La dialectique de l’égalité et de la liberté

Pour ce partisan du laissez-faire et de la décentralisation administrative, la démocratie suppose une alchimie fragile d’ingrédients potentiellement antinomiques : l’intérêt et le désintéressement, la liberté d’initiative locale et la sécurité de l’État, la démocratie représentative et la démocratie directe, le mouvement et l’ordre. Recette magique ? En réalité, l’« image de la démocratie elle-même » (DA, I, p. 15) que Tocqueville cherche en Amérique est aussi, et surtout, un programme politique pour sa France natale, où il sera député de Valognes (1839-1851), ministre des Affaires étrangères du second gouvernement Barrot (juin-octobre 1849) et enfin, après le coup d’État du 2 décembre 1851, exilé « de l’intérieur ». Pour ce libéral sui generis, la démocratie américaine est un modèle à opposer à la France post-révolutionnaire, avec son « goût dépravé pour l’égalité » qui conduit « les hommes à préférer l’égalité dans la servitude à l’inégalité dans la liberté » (DA, I, p. 59).

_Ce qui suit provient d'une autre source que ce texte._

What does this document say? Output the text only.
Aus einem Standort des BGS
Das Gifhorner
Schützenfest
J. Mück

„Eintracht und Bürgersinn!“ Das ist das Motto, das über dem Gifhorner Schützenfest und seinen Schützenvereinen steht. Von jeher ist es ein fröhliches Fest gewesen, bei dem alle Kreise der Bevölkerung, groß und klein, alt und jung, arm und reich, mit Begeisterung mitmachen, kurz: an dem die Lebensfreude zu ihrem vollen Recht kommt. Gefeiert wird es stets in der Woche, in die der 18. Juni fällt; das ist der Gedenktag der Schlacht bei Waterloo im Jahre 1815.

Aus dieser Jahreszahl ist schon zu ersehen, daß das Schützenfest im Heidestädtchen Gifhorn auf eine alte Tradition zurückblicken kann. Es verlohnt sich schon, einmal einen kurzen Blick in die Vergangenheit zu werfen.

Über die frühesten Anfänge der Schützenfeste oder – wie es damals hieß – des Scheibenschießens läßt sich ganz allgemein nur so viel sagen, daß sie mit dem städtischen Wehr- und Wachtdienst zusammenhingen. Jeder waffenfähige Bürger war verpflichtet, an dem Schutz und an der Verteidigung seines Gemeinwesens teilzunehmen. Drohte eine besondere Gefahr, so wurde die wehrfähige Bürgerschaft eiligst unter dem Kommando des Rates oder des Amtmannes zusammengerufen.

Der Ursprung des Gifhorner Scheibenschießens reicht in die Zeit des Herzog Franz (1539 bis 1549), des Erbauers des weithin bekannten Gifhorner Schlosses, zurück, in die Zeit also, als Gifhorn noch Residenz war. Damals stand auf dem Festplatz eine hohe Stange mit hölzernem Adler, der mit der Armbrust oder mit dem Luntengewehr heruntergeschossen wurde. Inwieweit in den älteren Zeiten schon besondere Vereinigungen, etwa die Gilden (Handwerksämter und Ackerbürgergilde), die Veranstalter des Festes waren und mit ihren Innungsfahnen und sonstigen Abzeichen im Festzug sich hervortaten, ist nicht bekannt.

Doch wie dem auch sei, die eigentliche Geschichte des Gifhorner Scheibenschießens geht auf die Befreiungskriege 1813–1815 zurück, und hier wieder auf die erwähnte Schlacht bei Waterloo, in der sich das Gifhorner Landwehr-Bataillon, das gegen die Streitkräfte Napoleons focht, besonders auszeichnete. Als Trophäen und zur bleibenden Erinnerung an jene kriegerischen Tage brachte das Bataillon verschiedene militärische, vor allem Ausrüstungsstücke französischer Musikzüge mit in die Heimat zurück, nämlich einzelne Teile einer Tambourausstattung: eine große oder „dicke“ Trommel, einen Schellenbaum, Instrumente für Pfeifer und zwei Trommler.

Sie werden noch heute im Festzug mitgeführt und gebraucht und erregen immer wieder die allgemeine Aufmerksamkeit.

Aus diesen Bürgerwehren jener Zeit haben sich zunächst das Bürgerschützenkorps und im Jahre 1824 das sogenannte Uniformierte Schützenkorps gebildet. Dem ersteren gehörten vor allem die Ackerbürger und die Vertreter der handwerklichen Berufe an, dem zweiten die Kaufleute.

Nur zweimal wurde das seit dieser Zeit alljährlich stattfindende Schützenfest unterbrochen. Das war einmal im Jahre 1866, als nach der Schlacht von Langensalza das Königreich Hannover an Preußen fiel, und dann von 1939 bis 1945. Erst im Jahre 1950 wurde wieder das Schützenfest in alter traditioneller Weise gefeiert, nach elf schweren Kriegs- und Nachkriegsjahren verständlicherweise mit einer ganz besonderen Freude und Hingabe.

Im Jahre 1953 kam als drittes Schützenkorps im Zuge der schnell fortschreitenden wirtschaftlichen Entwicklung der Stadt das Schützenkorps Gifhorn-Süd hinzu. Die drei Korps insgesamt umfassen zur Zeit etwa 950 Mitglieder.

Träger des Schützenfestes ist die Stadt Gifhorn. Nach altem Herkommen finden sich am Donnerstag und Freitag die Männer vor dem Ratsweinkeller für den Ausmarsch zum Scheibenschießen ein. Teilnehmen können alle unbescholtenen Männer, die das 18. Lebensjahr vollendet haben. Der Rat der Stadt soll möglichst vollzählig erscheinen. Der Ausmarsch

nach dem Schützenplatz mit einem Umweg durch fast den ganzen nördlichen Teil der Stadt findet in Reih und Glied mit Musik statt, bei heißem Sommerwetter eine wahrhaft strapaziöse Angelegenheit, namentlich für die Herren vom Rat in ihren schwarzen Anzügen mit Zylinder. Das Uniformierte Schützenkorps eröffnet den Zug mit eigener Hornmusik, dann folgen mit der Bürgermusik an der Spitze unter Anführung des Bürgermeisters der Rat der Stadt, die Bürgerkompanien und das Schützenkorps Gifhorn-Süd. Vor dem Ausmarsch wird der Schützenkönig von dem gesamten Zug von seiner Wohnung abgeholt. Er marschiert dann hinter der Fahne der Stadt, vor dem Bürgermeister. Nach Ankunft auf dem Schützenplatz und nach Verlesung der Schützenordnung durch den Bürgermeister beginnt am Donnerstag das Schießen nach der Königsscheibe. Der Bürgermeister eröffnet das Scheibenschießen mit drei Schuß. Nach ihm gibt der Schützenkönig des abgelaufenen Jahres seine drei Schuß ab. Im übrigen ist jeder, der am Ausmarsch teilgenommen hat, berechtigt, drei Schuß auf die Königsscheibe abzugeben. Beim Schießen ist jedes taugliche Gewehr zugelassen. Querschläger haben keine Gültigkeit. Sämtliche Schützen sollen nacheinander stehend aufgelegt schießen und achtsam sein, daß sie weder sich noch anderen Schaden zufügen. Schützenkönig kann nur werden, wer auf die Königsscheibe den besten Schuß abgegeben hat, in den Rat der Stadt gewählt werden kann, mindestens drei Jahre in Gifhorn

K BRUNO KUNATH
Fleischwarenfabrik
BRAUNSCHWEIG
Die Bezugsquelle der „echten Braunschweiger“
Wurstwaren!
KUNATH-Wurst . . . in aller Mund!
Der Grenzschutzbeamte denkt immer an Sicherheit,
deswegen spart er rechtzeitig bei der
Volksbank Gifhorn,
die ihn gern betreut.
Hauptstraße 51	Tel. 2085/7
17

Tout au contraire, la formule de la démocratie – et indissociablement le programme politique tocquevillien – est l’égalité dans la liberté. Les sociétés démocratiques sont fondées sur l’égalité des conditions ; or, rien ne garantit que celle-ci préserve la liberté politique. En amont du coup d’État de Louis-Napoléon Bonaparte, Tocqueville entrevoit le problème au cœur même de la révolution ouvrière de juin 1848. Selon lui, la « République démocratique et sociale » que les ouvriers invoquent derrière les barricades est, comme toute la tradition socialiste, l’énième formule du despotisme : « La démocratie et le socialisme ne se tiennent que par un mot, l’égalité ; mais remarquez la différence : la démocratie veut l’égalité dans la liberté, et le socialisme veut l’égalité dans la gêne et dans la servitude. Il ne faut donc pas que la révolution de Février soit sociale » (« Discours prononcé à la Chambre des députés le 27 janvier 1848 », Œuvres, 1, p. 1147). La formule de « l’égalité dans la liberté » revient ici, non pour dénoncer un despotisme réel comme celui de Bonaparte, mais une tyrannie fantasmée, celle des masses populaires. Pour un défenseur des vertus démocratiques de l’association, l’associationnisme ouvrier devient aussi une menace : on touche les limites d’une analyse de la démocratie qui montre tout son soubassement idéologique. Que Tocqueville n’hésite pas à renverser ! Dans un chapitre intitulé « L’égalité donne naturellement aux hommes le goût des institutions libres », il écrit que « l’égalité, qui rend les hommes indépendants les uns des autres, leur fait contracter l’habitude et le goût de ne suivre, dans leurs actions particulières, que leur volonté. Cette entière indépendance, dont ils jouissent continuellement vis-à-vis de leurs égaux et dans l’usage de la vie privée, les dispose à considérer d’un œil mécontent toute autorité, et leur suggère bientôt l’idée et l’amour de la liberté politique » (DA, II, p. 806). Égalité dans la liberté ou liberté dans l’égalité ? Loin du jeu de mots, la question n’a pas été véritablement tranchée par le magistrat. Il en va même de sa manière, critique et anti-dogmatique, d’envisager le libéralisme. La démocratie est une alchimie complexe de deux désirs, l’égalité dans la liberté et la liberté dans l’égalité : ce qui donne, au fond, deux Tocqueville pour deux réceptions différentes, une de droite et une de gauche.